Perhaps he read my ten-part series on the health IT mission hostile user experience at this blog, at http://www.tinyurl.com/hostileuserexper.

According to a recent survey by AmericanEHR Partners, physician dissatisfaction with EHR systems has increased. Nearly one-third of those surveyed in 2012 said they were "very dissatisfied" with their system, and 39 percent said they would not recommend their EHR system to a colleague—up from 24 percent in 2010.

A survey I posted about in Jan. 2010 is here:  "An Honest Physician Survey on EHR's", http://hcrenewal.blogspot.com/2010/01/honest-physician-survey-on-ehrs.html

Dr. Stack spoke at a "listening session" hosted by the Centers for Medicare & Medicaid Services (CMS) and the Office of the National Coordinator for Health Information Technology (ONC), a division of the U.S. Department of Health and Human Services (HHS). The agencies coordinated the session to examine how a marked increase in code levels billed for some Medicare services might be tied to the increased use of EHRs.

Dr. Stack noted that some Medicare carriers have begun denying payment for charts that are too similar to other records.

"In this instance, even when clinicians are appropriately using the EHR, a tool with which they are frustrated and the use of which the federal government has mandated under threat of financial penalty, they are now being accused of inappropriate behavior, being economically penalized, and being instructed ‘de facto' to re‐engineer non‐value‐added variation into their clinical notes," he said. "This is an appalling Catch‐22 for physicians."

"Mandated under threat of financial penalty" has been one of my stated "cart before the horse" issues with HITECH (e.g., http://hcrenewal.blogspot.com/2010/10/cart-before-horse-again-institute-of.html).

Dr. Stack advised officials that three key actions are necessary to rectify these issues with EHR systems:
  • The ONC promptly should address EHR usability concerns raised by physicians and add usability criteria to the EHR certification process.
  • CMS should provide clear and direct guidance to physicians concerning use of EHRs for documentation, coding and billing.
  • Stage 2 of the meaningful use program should allow more flexibility for physicians to meet requirements as EHR systems are improved.
The AMA will continue to work with federal agencies to improve EHR systems and the Medicare meaningful use program.

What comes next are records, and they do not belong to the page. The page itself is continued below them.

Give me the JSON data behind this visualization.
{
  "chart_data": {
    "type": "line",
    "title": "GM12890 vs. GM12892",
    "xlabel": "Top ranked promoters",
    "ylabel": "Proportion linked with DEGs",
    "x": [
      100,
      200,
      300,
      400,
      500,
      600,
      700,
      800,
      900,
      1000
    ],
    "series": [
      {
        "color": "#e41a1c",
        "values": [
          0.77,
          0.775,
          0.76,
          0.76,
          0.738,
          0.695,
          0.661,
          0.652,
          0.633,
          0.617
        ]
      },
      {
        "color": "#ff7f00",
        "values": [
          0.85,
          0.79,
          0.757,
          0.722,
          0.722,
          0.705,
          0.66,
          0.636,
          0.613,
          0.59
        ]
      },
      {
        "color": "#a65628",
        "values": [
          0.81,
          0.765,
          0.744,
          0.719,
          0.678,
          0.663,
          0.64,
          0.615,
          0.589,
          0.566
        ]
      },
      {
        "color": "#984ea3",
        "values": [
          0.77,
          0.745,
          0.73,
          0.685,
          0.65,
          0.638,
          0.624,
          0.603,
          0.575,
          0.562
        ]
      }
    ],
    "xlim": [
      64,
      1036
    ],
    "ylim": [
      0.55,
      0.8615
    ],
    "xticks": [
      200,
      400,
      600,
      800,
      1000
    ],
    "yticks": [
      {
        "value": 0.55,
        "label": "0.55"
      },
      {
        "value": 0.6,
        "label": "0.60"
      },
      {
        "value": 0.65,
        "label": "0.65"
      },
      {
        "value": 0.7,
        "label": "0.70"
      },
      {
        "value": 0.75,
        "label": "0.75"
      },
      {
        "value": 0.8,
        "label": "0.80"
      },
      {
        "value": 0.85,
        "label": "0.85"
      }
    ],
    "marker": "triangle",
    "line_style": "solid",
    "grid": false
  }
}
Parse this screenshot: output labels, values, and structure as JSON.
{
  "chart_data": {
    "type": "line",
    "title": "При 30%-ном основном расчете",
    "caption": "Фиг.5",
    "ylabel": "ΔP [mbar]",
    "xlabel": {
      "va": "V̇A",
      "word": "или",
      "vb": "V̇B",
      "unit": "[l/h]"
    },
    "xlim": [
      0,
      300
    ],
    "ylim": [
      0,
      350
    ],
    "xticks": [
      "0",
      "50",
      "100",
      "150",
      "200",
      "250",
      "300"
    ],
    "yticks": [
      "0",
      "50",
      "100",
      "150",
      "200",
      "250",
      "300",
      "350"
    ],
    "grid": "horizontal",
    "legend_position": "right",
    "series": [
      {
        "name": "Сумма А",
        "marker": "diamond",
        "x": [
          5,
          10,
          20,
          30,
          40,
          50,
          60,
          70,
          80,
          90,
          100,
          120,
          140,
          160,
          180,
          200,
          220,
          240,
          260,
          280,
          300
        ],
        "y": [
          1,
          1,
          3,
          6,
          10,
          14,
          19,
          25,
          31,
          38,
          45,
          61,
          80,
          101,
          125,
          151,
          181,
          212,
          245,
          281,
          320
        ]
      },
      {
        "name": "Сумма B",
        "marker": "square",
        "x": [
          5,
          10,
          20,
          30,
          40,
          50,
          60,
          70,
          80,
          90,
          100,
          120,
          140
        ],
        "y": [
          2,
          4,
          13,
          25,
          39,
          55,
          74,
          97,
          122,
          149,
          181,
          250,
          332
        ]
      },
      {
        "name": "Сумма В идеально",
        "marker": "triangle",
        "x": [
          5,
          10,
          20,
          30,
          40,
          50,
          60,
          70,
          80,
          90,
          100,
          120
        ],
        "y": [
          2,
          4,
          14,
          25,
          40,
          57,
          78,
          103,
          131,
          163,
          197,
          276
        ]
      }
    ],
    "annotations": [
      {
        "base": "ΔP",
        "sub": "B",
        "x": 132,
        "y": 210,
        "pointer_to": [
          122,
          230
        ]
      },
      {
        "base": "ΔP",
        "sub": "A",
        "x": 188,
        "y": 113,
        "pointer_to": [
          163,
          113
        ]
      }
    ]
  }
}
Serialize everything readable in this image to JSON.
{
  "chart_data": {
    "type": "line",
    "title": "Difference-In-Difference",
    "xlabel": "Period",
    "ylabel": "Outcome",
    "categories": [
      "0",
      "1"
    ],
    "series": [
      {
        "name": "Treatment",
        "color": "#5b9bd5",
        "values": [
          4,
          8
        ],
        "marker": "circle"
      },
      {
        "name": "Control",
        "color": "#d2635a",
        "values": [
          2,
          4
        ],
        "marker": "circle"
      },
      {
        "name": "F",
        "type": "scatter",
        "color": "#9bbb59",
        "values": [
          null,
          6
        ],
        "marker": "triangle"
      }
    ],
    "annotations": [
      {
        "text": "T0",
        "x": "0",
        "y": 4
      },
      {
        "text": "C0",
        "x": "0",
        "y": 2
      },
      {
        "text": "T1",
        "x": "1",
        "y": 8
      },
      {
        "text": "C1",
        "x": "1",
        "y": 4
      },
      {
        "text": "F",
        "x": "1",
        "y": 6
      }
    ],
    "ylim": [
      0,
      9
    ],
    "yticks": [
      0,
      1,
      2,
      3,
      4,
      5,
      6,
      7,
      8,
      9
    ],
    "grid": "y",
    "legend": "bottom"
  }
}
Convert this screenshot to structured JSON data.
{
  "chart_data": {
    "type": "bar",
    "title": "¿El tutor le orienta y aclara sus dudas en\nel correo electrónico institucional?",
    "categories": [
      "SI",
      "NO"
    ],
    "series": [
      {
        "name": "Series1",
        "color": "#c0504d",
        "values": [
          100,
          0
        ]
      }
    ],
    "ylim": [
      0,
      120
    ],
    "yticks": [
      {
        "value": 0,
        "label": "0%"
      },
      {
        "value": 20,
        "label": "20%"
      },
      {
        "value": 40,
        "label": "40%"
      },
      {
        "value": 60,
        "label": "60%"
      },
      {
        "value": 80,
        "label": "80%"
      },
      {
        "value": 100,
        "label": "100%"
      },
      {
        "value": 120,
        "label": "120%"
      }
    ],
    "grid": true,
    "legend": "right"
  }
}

I've been calling for usability evaluation to be added to the certification process, including in comments during public comment periods to HHS, for some time.

What the AMA Board Chair is apparently missing, though, is health IT safety.  They should perhaps read my post on the recent ECRI Institute Deep Dive Study on health IT risk - itself based on a report in their own AMNews (amednews.com) publication ("Peering Underneath the Iceberg's Water Level: AMNews on the New ECRI Deep Dive Study of Health IT Events", http://hcrenewal.blogspot.com/2013/02/peering-underneath-icebergs-water-level.html).

I don't think any prudent person would consider a 9-week study of 36 hospitals with volunteered reports of 171 health information technology-related problems, where eight of the incidents reported involved patient harm and three may have contributed to patient deaths, information to ignore.